Restaurant Review: Soul Bar & Bistro, Viaduct Harbour

By Jesse Mulligan
Viva
The hapuku at Soul Bar & Bistro. Picture / Babiche Martens

SOUL BAR & BISTRO
Cuisine: Seafood
Location: Viaduct Harbour
Phone: (09) 356 7249
Bookings accepted
Drinks: Fully licensed
From the menu: Oysters $7 ea, scampi cocktail $28, smoked trevally toast $8, salt and pepper squid $19.50, oxtail garganelli $37.50, hapuku $38.50
Rating: 9/10

RH_BOOKING

Having eaten borderline pub grub two reviews on the trot I was well up for a guaranteed winner this week and Soul Bar & Bistro is definitely that. I took with me a member of the management team from my radio station, who wasted no time getting among the free food. Most of my friends order modestly at first as they get used to the idea that somebody else is paying for them but not radio producer Chris, who, within seconds of sitting down, had already ordered half a dozen oysters recently flown in from Stewart Island, and on sale at the special price of $7 each.

After watching $42 of my weekly stipend from Viva being swallowed in six briny mouthfuls, I tried to stall him with a couple of beers. It must have done the trick because he overlooked the crayfish salad and the $56 steak in favour of the sensibly priced salt and pepper squid, followed by the hapuku.

Soul Bar & Bistro's bar area. Picture / Babiche Martens
Soul Bar & Bistro's bar area. Picture / Babiche Martens

Meanwhile, I was taking in the refurbished restaurant — no major structural changes, just a new oyster kitchen and a few modern decor flourishes, such as a futuristic metallic ceiling feature that runs most of the length of the room. Sure, it’s not the sort of thing I’d put in my own house, but how refreshing to see a new dining room decorated with a theme that isn’t “sort of Scandinavian”. Soul’s new interior won’t remind you of Scandinavia at all, unless by chance you spent a summer in Copenhagen waiting tables at a members-only swingers club for financiers.

I’ve eaten at Soul a few times and I’ve yet to see a server get the smallest thing wrong. They’re either well-rewarded or well-disciplined because everybody is always on form — fast, charming, knowledgeable and obedient. Our guy this time was incredible: taking orders, serving food, telling jokes and, at one point, moonwalking from our table to the group behind us, then talking them out of the wine they were going to buy based on what he knew about the typical taste prejudices of their international guests.

I made a mental note to tell the owner how lucky she was to have such committed long-term staff but then he stumbled with a recommendation and was forced to admit he’d been working there only a week. He must have left quite a hole at Harbourside when he jumped ship.

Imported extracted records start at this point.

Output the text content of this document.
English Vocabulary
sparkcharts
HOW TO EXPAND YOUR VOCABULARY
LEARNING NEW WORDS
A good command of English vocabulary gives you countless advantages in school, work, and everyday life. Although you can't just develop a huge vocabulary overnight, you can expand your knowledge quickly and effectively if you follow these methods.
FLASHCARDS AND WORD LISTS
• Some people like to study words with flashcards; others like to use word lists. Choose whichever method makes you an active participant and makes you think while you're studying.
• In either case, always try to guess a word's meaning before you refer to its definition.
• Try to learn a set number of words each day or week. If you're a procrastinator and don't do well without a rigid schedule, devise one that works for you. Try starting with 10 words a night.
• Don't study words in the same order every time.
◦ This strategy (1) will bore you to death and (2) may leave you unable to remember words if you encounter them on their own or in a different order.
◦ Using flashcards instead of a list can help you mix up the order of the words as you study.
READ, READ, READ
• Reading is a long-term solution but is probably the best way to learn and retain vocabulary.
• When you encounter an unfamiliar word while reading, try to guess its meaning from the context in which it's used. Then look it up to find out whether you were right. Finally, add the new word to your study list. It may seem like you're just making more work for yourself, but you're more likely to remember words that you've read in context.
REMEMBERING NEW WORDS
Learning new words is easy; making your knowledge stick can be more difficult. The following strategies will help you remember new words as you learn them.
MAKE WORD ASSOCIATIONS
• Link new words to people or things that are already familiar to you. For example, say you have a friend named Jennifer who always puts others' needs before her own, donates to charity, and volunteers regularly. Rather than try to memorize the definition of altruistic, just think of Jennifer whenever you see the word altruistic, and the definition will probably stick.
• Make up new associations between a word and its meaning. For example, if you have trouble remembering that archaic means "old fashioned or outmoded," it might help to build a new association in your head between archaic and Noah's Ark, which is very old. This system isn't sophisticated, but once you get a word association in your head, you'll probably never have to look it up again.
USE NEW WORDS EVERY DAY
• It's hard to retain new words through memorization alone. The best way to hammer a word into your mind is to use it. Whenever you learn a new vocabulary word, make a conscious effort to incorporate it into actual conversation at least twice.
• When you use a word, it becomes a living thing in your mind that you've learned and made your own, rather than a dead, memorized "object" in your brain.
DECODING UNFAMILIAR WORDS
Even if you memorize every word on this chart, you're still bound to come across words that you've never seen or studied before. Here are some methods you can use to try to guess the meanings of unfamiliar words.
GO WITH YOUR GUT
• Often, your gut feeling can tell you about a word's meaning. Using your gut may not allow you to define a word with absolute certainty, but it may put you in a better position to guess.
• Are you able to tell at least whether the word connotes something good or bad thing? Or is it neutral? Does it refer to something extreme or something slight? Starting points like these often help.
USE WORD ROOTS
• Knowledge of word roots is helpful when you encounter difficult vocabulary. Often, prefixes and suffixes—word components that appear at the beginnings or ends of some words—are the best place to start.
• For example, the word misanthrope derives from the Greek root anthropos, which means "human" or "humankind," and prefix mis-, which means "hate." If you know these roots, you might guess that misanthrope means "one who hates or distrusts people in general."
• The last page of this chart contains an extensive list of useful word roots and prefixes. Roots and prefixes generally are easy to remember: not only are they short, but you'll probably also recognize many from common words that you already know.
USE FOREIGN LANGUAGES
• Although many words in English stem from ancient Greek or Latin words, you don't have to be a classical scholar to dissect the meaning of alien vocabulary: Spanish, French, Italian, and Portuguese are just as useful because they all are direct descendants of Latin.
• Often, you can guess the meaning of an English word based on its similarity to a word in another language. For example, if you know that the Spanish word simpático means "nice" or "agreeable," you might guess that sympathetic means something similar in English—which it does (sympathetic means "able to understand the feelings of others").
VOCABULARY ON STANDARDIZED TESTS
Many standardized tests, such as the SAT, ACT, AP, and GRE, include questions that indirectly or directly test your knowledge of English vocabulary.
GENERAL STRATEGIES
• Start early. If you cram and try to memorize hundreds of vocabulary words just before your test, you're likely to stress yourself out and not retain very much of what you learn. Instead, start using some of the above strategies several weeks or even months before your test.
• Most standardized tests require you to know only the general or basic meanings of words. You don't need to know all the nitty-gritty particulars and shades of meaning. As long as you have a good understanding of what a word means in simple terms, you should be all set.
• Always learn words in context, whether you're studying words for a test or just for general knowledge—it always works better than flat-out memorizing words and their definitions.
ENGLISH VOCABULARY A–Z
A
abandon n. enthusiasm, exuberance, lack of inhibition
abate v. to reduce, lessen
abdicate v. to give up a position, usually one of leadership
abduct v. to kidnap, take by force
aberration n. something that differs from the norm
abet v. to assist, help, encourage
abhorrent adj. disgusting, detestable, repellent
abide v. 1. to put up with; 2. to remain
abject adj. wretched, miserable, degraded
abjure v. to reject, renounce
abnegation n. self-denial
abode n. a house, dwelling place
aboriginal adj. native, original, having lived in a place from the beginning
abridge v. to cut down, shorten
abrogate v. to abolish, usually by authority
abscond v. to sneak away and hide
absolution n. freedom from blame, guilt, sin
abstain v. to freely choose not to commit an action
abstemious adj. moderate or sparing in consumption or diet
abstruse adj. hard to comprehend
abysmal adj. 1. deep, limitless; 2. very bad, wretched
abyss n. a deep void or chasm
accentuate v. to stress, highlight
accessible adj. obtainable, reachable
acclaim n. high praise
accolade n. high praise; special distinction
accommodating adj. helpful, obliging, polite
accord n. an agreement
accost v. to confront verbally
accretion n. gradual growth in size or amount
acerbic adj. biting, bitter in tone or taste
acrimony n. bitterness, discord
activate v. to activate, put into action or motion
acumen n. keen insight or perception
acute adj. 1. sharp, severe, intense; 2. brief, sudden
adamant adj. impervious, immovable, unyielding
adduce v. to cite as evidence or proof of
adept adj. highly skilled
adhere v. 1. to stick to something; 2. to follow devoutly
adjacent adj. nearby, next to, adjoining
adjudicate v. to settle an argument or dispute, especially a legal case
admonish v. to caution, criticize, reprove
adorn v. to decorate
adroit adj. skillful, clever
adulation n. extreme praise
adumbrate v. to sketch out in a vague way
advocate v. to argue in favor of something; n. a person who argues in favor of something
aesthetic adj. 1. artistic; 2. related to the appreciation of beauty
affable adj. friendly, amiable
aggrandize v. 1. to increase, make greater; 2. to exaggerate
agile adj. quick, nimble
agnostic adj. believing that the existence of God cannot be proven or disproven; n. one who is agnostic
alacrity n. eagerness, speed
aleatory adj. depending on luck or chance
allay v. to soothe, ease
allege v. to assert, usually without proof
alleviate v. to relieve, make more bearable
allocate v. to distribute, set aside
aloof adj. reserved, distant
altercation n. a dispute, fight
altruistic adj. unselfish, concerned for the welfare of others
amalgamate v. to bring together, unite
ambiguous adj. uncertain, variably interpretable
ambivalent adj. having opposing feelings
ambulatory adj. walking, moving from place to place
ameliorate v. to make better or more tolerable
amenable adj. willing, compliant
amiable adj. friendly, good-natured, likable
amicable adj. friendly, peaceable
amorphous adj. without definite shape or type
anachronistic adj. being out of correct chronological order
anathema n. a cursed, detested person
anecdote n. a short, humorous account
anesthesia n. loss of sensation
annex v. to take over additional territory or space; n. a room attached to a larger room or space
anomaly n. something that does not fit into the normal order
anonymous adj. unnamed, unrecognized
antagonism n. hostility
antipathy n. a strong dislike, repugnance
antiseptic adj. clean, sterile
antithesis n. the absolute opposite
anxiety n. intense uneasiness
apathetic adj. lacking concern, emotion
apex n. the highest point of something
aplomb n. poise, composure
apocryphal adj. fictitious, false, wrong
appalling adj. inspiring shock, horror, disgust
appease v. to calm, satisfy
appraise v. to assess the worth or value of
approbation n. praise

I was going to complain about how, when we arrived, the room was filled with overweight businessmen, but that’s a bit unfair given that it was Earthquake Monday and if you’re doing well enough to be full you shouldn’t really have to apologise to a restaurant critic that the crowd isn’t diverse enough.

Soul Bar & Bistro's scampi cocktail. Picture / Babiche Martens
Soul Bar & Bistro's scampi cocktail. Picture / Babiche Martens

Actually, things got really diverse later on when a group of 13 skateboarding types wandered in and took up all the tables along one wall, like Avril Lavigne’s imagining of The Last Supper. It turned out they were a think tank from an international sneaker company — the sort who wander from their hotel through the CBD after 9pm on a Monday looking for something excellent to eat — the fact that Soul is open is the best argument I can think of for calling Auckland an international city.

I bet they didn’t quiver at the price of the oysters. And I hope they ordered the scampi cocktail, which I expected to be a posh version of the (classic, simple, delicious) prawn cocktail but was in fact much more interesting, the generous fleshy tail served on avocado cream, with lime dressing, a poblano chilli paste and shallots fried into toasty, crunchy wisps.

You wouldn’t say that seasonal spring vegetables had exactly invaded the menu, in the same way they will have a stone’s throw away at Euro, where former Soul executive chef Gareth Stewart is living by the daily market haul.

But why would you bother stuffing zucchini flowers with fresh goat’s curd when people like me are irresistibly drawn to comfort dishes such as the 42-hour oxtail ragu with handmade pasta. As I cross-check the details of this dish now online I see it has disappeared, replaced with some more blue-sky-friendly options, so perhaps we experienced the very last gasps of the winter menu.

The salt and pepper squid has, however, reached hall-of-fame status and will thus always be on, and — crunchy, salty, pre-tenderised with kiwifruit — it’s as good an example of that dish as you’ll find anywhere.

The worst thing I can say about Soul is that with its emphasis on corporate excellence over, say, romance and character, I don’t think I’d ever take my wife there with my own money. But there are many, many occasions when Soul would be an unbeatable choice, and I’d be surprised if anyone in the room that night went home disappointed.